A US District Court in New York is the site of consolidated proceedings regarding antitrust and securities claims arising from the alleged conspiracy among reporting banks to depress the LIBOR interest rate index. The court dismisses many claims on the merits and allows certain to survive to discovery. The securities claims survive a challenge based on the claim that the plaintiffs are seeking improperly to apply US securities fraud laws extraterritorially; the RICO claims are, however, independently barred on that basis.

Facts

Defendant banks, on a daily basis, provide information on expected borrowing costs to the British Bankers Association, which in turn applies a formula to create daily London InterBank Offered Rate (“LIBOR”) figures. The banks are alleged to have agreed among themselves to report reduced interest rates, which, in turn, led to the publication of artificially depressed LIBOR numbers. The LIBOR index is used as a pricing and interest-rate index in countless financial agreements worldwide. The plaintiffs seek to represent a class of customers that were injured as a result of the “false” LIBOR having been published.

Analysis

Jurisdictional arguments are raised as alternative defenses by the banks. First, the banks argue that claims under Section 9(a) the Commodity Exchange Act (“CEA”) for the alleged manipulation of Eurodollar futures contracts traded in the US should be dismissed because the statute does not apply extraterritorially, and the alleged conspiracy occurred entirely outside the US. The court agrees that Section 9(a) has only domestic application, but rules that this does not foreclose the plaintiffs’ claims because the alleged conspiracy would have affected the price of the futures contracts in the US. The court also rejects the defendants’ claims that the alleged conspiracy would have manipulated only the price of the underlying commodity on which the futures contract was based, finding that LIBOR “was directly incorporated into the price of Eurodollar futures contracts.”

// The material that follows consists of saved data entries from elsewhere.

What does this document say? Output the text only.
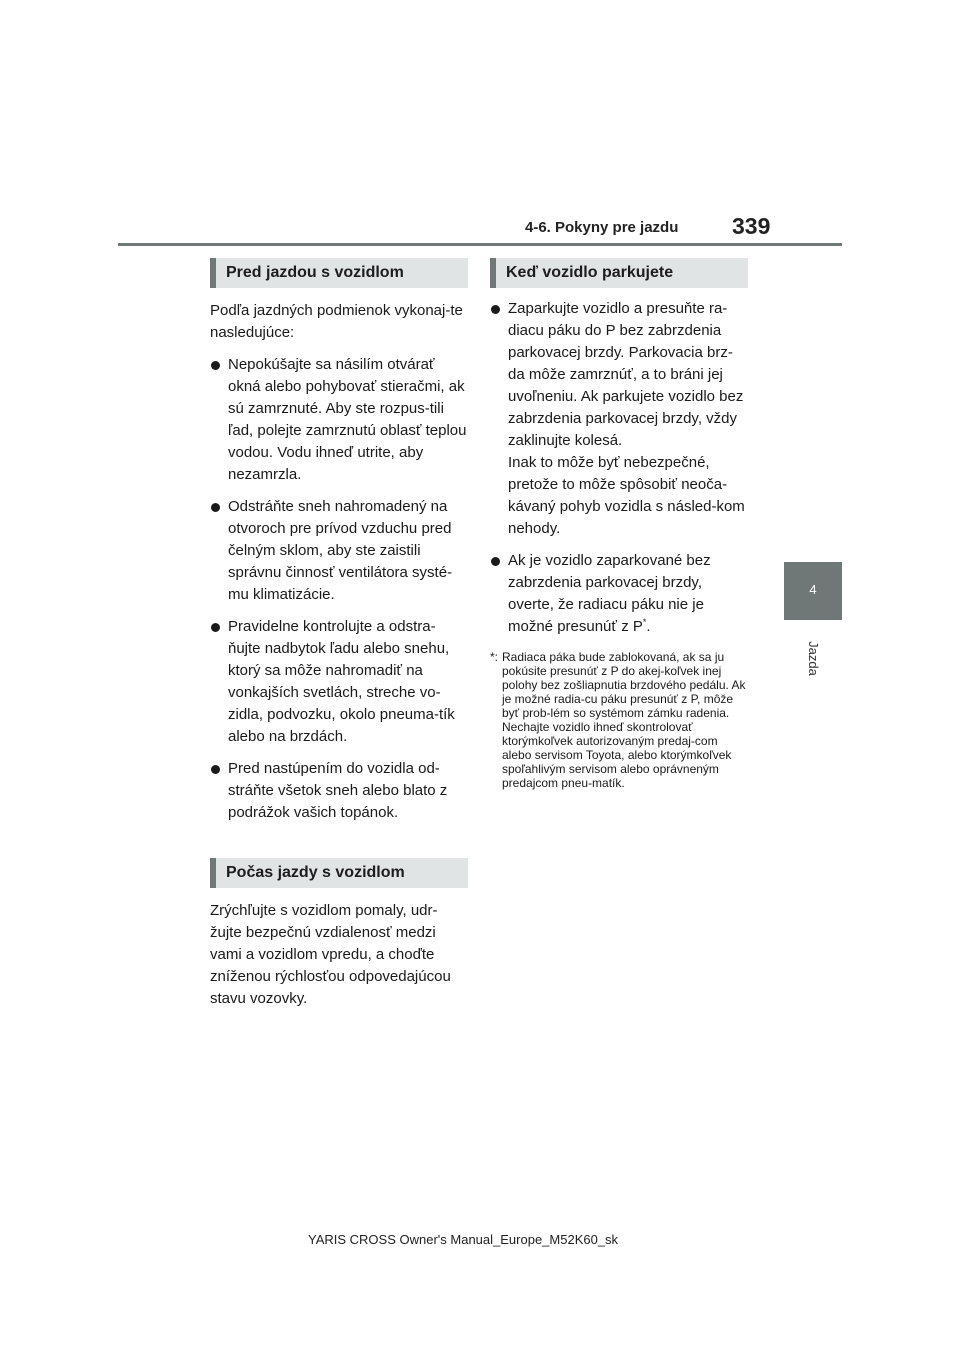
4-6. Pokyny pre jazdu 339
4
Jazda
Pred jazdou s vozidlom

Podľa jazdných podmienok vykonaj-te nasledujúce:

Nepokúšajte sa násilím otvárať okná alebo pohybovať stieračmi, ak sú zamrznuté. Aby ste rozpus-tili ľad, polejte zamrznutú oblasť teplou vodou. Vodu ihneď utrite, aby nezamrzla.
Odstráňte sneh nahromadený na otvoroch pre prívod vzduchu pred čelným sklom, aby ste zaistili správnu činnosť ventilátora systé-mu klimatizácie.
Pravidelne kontrolujte a odstra-ňujte nadbytok ľadu alebo snehu, ktorý sa môže nahromadiť na vonkajších svetlách, streche vo-zidla, podvozku, okolo pneuma-tík alebo na brzdách.
Pred nastúpením do vozidla od-stráňte všetok sneh alebo blato z podrážok vašich topánok.
Počas jazdy s vozidlom

Zrýchľujte s vozidlom pomaly, udr-žujte bezpečnú vzdialenosť medzi vami a vozidlom vpredu, a choďte zníženou rýchlosťou odpovedajúcou stavu vozovky.

Keď vozidlo parkujete
Zaparkujte vozidlo a presuňte ra-diacu páku do P bez zabrzdenia parkovacej brzdy. Parkovacia brz-da môže zamrznúť, a to bráni jej uvoľneniu. Ak parkujete vozidlo bez zabrzdenia parkovacej brzdy, vždy zaklinujte kolesá.
Inak to môže byť nebezpečné, pretože to môže spôsobiť neoča-kávaný pohyb vozidla s násled-kom nehody.
Ak je vozidlo zaparkované bez zabrzdenia parkovacej brzdy, overte, že radiacu páku nie je možné presunúť z P*.
*: Radiaca páka bude zablokovaná, ak sa ju pokúsite presunúť z P do akej-koľvek inej polohy bez zošliapnutia brzdového pedálu. Ak je možné radia-cu páku presunúť z P, môže byť prob-lém so systémom zámku radenia. Nechajte vozidlo ihneď skontrolovať ktorýmkoľvek autorizovaným predaj-com alebo servisom Toyota, alebo ktorýmkoľvek spoľahlivým servisom alebo oprávneným predajcom pneu-matík.
YARIS CROSS Owner's Manual_Europe_M52K60_sk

With respect to RICO, the defendants argued that the statute only had domestic applicability, and that the RICO claim should be dismissed because the alleged “enterprise” was located entirely outside the United States. The court agreed with this analysis, acknowledging that other courts have focused not on the location of the “enterprise” but the “pattern of racketeering activity,” which would have included the US. In determining the location of the alleged enterprise, the court noted that the traditional “nerve center” test was of little value in connection with a scheme allegedly so diffuse and engineered electronically as alleged here. Rather, it asked where the alleged “collective” activity physically occurred, and concluded in this case that pointed to the submission of allegedly false interest rate information in England.

[Editor’s note: The Chao Fan Xu and Mitsui O.S.K. Lines, Ltd. cases, discussed in this issue, also address the focus of RICO. The three cases do not reach the same conclusions.]